Microsoft have posted an insightful article regarding their decision to add a Microsoft Office-style ribbon to the File Manager toolbar.

As usual, Microsoft go into some detail as to why this choice has been made. The article describes the most commonly used file buttons, in order, as paste, properties, copy, delete, rename, refresh and cut. These will now be shown in a large bar across the top in five categories – File, Home, Share, View and Manage.

Screenshot of Windows Explorer in "Windows 8"
Windows Explorer in “Windows 8”

Already aware of skepticism; it appears Microsoft are adding this as an additional method of getting to the already-available tasks; while also intending to add some new features. It can be seen from the screenshots, Microsoft may be removing the zoom feature and instead returning to the familiar Small Icons, Large Icons, Details and List that has been around since Windows ’95.

Some criticism has already arisen – the screen estate used purely for the ribbon is large, especially given some of the small screens for Netbooks. It appears Microsoft has chosen a deliberately narrow and long screenshot to help hide this.

It also features content tabs; which appear a useful addition to a new user:

Screenshot of Library Tools in Windows 8 File Explorer
Library Tools in Windows 8 File Explorer
Screenshot of Picture Tools in Windows 8 File Explorer
Picture Tools in Windows 8

But is Microsoft targeting the wrong people with this move? Surely most existing Windows users will shy away from it? I suspect many of us hope this will be an option.

Naturally this has ramifications for user interfaces on websites too. With Google Analytics and Heatmap software such as ClickHeat (open source, GPL); it’s easy to see which features your visitors are using most – but – like Microsoft, be aware that a significant change can easily alienate your user base.

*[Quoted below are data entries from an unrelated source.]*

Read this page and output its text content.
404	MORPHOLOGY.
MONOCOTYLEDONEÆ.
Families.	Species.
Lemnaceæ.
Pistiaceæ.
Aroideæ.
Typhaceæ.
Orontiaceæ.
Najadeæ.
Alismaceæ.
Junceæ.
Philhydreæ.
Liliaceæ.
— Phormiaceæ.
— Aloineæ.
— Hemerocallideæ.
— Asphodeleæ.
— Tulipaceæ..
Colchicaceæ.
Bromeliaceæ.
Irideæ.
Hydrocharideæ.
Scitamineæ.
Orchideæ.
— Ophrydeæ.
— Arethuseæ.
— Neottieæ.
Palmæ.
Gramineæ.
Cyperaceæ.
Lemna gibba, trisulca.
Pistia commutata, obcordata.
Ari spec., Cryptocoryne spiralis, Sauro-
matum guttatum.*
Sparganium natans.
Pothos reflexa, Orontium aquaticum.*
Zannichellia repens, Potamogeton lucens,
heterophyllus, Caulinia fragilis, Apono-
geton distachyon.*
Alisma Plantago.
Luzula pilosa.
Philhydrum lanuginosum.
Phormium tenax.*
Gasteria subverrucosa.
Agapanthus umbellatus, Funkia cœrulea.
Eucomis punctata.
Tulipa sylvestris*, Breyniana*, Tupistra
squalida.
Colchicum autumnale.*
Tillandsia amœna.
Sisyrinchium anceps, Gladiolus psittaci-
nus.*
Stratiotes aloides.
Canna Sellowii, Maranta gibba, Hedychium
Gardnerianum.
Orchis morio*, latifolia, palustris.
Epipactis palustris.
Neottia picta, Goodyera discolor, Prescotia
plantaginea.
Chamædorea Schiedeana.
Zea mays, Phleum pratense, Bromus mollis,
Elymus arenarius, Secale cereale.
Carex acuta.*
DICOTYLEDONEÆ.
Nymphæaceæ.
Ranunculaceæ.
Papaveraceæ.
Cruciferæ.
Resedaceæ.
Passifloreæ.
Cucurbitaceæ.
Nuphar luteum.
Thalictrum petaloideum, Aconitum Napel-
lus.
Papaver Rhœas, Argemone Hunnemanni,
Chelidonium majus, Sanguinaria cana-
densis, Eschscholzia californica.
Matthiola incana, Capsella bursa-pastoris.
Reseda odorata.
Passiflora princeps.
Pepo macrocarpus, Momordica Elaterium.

It has also been announced that the new Windows 8 will feature a smartphone-style menu with panels; with (it seems) the normal ability to run software but with a smaller footprint of the Windows interface; improving battery life and speed. The rest of the interface will appear (or may even) be a separate application. This sounds very similar to the window manager system in Linux, and could be a good move to having a faster, stripped-down OS with the remaining features loaded on demand.